In other words, I don't have time for no fancy cookin'!
The summer season is short here in my region, so in these few months we hustle from project to project, which includes garden maintenance, (weeding), harvesting, and preserving that harvest. Time is against us so we have to work smarter, and that includes meals.
However busy we are, we don't skimp on health, from-scratch food. There are no take-out boxes or frozen dinner trays laying around. Almost everything comes out of our own freezer stores or the gardens themselves. This is a time when I like to find the fastest recipes and among my arsenal of trusted techniques is quick breads; they're speedy and freeze beautifully!

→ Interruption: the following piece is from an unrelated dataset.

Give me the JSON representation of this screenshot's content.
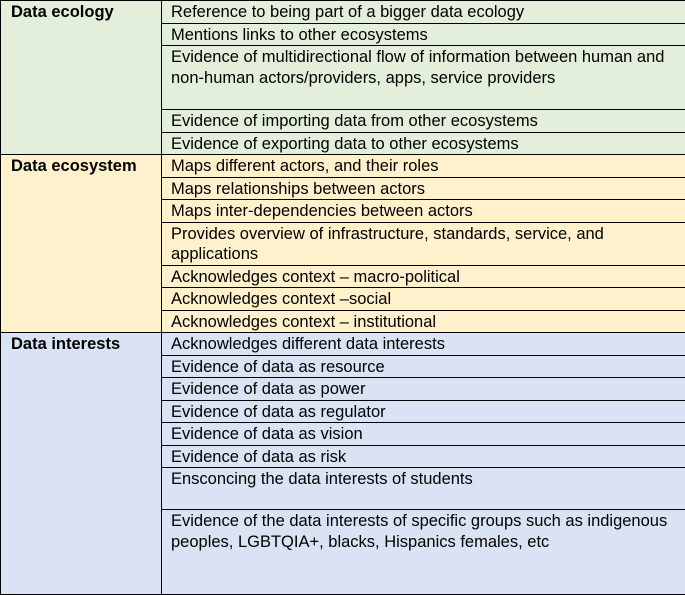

The quick bread family includes things like pancakes, waffles and biscuits. Perhaps the most popular quick bread, however, is the muffin.
When most people think of muffins, they think of the very delicious sweet breakfast muffin. A wonderful option, but when we are swamped with farm work and need to eat a quick lunch or dinner, I like to have a bread option to go along with the protein and veg. When I don't have a yeast bread baked, I go for the savory muffin.

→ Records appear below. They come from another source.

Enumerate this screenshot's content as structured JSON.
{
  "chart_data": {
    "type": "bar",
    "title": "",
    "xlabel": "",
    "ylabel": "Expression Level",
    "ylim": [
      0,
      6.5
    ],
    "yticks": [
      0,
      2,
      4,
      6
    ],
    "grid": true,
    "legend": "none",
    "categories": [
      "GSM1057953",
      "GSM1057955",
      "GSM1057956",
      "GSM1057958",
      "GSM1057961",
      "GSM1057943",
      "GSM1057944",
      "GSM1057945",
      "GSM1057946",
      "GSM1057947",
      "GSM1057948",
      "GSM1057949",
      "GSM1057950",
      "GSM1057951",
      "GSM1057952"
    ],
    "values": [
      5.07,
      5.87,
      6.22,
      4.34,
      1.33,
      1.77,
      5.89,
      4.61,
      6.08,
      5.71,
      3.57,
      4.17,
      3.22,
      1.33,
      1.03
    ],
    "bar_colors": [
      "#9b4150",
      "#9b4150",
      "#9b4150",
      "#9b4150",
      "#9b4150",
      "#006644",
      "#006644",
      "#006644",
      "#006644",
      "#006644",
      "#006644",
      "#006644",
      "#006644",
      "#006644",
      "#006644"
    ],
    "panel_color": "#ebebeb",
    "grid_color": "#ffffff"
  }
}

Enjoy making your own recipe- play around with different add-ins, and make them your own!
Old Tavern Farm MUNCHIES
Preheat oven to 400 degrees
2 cups AP flour
2 tsp baking powder
2 tsp baking soda
1 tsp salt
2 cups shredded cheddar (or the cheese of your choice)
Mix these together in a bowl and set aside.
1/4 cup bacon fat, melted (you can use butter if you don't have bacon fat on hand)
1 1/2 cup buttermilk
1/2 cup olive oil
1/2 cup chopped chives
1/2 cup chopped fresh thyme
Whisk the wet ingredients together in a bowl until well incorporated.
Add the wet ingredients to the dry ingredients and mix to combine. Spray a muffin tin well with nonstick pan spray. Using a 1 oz portion scoop, fill the muffin tin. Bake at 400 degrees for 15 minutes or till the tops of the muffins are firm to fingertip touch. Yield: 18 muffins.